MIT licensed dataset of the first 100 spins of a brand new fidget spinner.
The spins were split over 2 days, in each day the spinner was immediately be respun after each spin. Day 1 and 2 were consequtive days. There were no spins inbetween the documented spins. Timing was done using the stopwatch app on an iPhone manually. The CSV file in this repo contains the data and is pretty much self explanatory.
It's really quite striking how linear the increase in spin time is. It's fairly noisy probably because it's a noisy process burning in a bearing and because spin as hard as you can isn't a reliable repeatable process. I suspect it improves 1) by clearing away oil from the bearing put there to prevent corrosion in storage, 2) the bearing and oil is cold 3) the manugacturing process means there are burs which will break away as the bearing and spinner are worn in.
A linear model over the entire data (not accounting for the blip warming up the bearing at the start of day 2) had an R^2 of over 0.94 which is impressive.
It seems that towards the end of Day 2 the spin times seemed to tail off, we will have to wait for Day 3 to know what happened there!
I think the fall in spin time at the start of Day 2 is due to the bearing being cooled over night and the lubrication settling again where is shouldn't.
It would be interest, although it would ruin the experiment, to use a compressed air can to accelerate the spinner to high speed then return to daily spins and see if a single fast spin can wear the spinner in quickly.

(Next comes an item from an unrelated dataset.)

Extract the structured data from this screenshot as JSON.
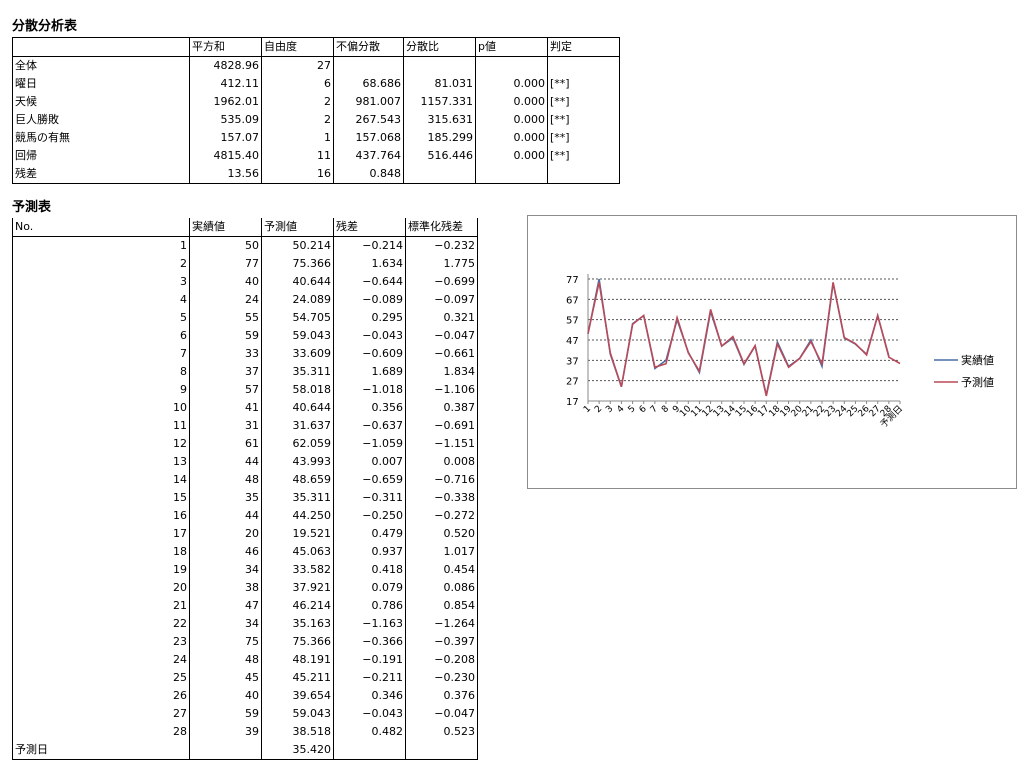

I would also like to monitor it's spin down to produce a rotation speed x time curve. Maybe with a Hall effect sensor. Quickly googling suggests about 5000 RPM is good top speed for a fidget spinner, which is about 85Hz, call it 100. We have three arms which gives us 300Hz and doubling it to prevent aliasing means we need to poll the sensor at 600Hz. This seems obtainable. The SS40A has a reponse time as 4uS. Which is would suggest it could would up to 250 Khz.